Publication: Can We Push the “Quasi-Perfect Artifact Rejection” Even Closer to Perfection?

This short technical paper was originally written to an opinion paper to ZapLine paper.

https://www.sciencedirect.com/science/article/pii/S1053811919309474

Therefore, the title makes sense only in that context. However, because the submission was rejected, now it does not make much sense. One of the coauthors pointed it out to me only after publishing the paper.

Journal page

https://www.ncbi.nlm.nih.gov/pmc/articles/PMC7873913/

The point of this paper is that even though ZapLine is an amazing line-noise reduction solution by itself, as the original author called it ‘quasi-perfect’ in the highlight points, there is actually an easy way to improve the performance. That is, to apply CleanLine after ZapLine. Why can I predict it? It is because ZapLine is a spatial filter method, while CleanLine is a non-stationary method in the time domain.

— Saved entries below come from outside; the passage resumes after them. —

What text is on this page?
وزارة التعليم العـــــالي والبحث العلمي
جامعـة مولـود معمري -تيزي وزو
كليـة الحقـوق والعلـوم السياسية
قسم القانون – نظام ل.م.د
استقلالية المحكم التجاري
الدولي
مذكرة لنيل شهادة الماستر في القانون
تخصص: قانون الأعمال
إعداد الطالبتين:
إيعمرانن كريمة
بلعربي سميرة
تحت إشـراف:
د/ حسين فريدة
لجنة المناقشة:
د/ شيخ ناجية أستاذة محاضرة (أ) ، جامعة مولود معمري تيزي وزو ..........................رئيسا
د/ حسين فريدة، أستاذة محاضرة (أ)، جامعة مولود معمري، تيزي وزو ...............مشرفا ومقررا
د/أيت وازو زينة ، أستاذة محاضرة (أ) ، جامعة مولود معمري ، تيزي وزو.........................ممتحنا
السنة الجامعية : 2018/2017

One of the reviewers said this is not worth a paper because there is no novel finding or development. Yes, it has a good point. But at the same time I believe that sharing this idea supported by an insight and evidence is also an important part of scientific communication.

By the way, the original author of ZapLine, Alain de Cheveigné kindly helped me to write this paper, although I was teasing his phrase ‘quasi perfect’ in the manuscript. I deeply appreciate his generousity!